Tor on my Raspberry PI

The other week i got my cute little RaspberryPI.  Amongst the different projects i tried (it’s very nice to just have a set of SD-cards ready for this), i wanted a silent, small,low power Tor-relay.

Yey, I already had a Tor-relay, on an old Atompowered Asus EEE, with a broken flatscreen and a non-working keyboard. Works, but starting to reach it’s end-of-life. I read somewhere that the Raspberry PI can handle about 6 MBytes/Sec and that’s more than enough for me.

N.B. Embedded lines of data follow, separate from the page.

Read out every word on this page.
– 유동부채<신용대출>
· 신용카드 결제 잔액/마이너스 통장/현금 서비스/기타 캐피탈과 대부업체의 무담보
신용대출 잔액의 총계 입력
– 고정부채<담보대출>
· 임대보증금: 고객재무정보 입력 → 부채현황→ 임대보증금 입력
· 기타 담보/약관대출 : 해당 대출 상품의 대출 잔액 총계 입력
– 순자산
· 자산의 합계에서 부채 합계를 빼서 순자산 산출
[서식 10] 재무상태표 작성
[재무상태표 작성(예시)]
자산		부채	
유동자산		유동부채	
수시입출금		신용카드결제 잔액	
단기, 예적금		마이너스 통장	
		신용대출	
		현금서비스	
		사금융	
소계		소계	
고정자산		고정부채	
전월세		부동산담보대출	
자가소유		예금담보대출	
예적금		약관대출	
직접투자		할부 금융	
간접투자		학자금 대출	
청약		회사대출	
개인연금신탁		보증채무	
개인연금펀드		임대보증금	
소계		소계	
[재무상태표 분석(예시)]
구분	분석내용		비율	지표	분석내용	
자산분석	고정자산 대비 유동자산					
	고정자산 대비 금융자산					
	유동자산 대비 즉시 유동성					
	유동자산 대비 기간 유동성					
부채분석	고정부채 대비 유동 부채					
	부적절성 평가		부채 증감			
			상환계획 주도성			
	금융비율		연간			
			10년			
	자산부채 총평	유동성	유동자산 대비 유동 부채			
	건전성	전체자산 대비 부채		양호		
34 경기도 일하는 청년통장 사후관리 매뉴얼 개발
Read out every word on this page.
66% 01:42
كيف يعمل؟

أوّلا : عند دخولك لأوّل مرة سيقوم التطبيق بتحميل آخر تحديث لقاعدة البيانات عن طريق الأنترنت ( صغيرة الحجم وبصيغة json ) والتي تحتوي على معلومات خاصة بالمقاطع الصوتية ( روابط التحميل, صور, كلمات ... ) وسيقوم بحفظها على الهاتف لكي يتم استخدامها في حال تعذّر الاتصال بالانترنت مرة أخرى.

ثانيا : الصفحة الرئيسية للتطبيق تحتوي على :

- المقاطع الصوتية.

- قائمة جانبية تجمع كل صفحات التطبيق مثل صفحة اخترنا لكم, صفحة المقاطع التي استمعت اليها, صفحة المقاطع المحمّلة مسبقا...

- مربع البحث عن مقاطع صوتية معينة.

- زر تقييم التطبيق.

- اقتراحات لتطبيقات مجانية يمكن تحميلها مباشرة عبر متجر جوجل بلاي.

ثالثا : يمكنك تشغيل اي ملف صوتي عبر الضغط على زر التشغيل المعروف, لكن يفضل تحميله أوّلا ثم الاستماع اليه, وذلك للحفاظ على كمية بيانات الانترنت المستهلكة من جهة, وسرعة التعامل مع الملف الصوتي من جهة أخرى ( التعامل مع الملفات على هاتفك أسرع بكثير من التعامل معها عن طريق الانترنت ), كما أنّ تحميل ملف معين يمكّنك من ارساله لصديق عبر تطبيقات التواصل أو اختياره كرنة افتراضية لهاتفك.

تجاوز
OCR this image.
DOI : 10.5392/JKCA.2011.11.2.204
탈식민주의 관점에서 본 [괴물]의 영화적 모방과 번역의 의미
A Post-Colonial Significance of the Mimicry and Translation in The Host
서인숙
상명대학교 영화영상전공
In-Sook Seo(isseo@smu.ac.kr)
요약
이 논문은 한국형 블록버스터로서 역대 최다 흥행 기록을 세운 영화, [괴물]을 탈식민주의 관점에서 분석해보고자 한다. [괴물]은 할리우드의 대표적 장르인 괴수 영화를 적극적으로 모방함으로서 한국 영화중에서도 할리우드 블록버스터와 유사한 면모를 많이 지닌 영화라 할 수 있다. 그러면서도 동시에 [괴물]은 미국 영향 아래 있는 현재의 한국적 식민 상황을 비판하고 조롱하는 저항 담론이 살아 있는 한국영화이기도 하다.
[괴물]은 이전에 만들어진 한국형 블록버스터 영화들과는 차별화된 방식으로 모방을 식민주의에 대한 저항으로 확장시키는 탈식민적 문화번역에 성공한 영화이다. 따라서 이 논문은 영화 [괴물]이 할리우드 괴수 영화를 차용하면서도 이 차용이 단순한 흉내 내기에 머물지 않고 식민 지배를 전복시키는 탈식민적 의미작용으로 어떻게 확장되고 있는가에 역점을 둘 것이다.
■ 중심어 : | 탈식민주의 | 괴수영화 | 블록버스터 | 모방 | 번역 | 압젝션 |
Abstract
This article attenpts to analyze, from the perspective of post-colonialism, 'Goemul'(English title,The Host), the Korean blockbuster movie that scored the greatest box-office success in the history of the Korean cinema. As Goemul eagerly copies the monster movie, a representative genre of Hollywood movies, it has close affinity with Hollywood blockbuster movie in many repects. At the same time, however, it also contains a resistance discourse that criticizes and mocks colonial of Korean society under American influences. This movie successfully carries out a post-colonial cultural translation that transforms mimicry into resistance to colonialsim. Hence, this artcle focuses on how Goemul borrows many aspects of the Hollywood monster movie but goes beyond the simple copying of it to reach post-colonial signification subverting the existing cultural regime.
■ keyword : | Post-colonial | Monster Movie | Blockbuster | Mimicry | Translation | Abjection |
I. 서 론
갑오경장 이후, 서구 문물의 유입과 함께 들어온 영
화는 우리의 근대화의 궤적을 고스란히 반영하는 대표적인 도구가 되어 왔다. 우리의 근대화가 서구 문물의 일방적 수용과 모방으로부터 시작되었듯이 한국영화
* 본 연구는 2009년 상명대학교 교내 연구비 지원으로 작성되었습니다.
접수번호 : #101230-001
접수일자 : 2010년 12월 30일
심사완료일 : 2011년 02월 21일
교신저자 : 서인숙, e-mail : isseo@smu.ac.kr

Well, the setup was really,really easy, here’s how to do it:

* Follow this guide for the basic Tor-install

Now, if you want a gui/monitor for Tor, there’s 2 ways to go. If you’re planning to run X, install Vidalia. Otherwise (or if you want something more lightweight) go for Tor-arm. My recomendation is that you install them both.

Installing arm

sudo apt-get install tor-arm

and that’s about it. Run it after you have started the Tor-process. You may need to have set the password for connectiong to Tor before this (/etc/tor/torrc)

screenshot_page1

Installing Vidalia

do

sudo apt-get install vidalia

  • you might have to change some folder permissions, check the vidalia message log from the vidaliaGUI, it’ll tell you.
  • Also, don’t forget to change the pathway to the config file in vidalia, so that it uses the same config as your original TOR install. ( /etc/tor/torrc).

And don’t forget to open the ports ORPort and DirPort (default 9001, 9030) in your firewall. And maybe do some portforwarding to your Raspberry in your router.

I’m very happy with my litte silent, low power-consumption,cheap Tor-relay. Working for freedom 24/7. After about one day i have the 50-80% cpu usage, and average of 2.1 MB/S down 2.5 MB/s up. No X started.

IMAG0517

Next, i’ll try to setup another one with I2P on it.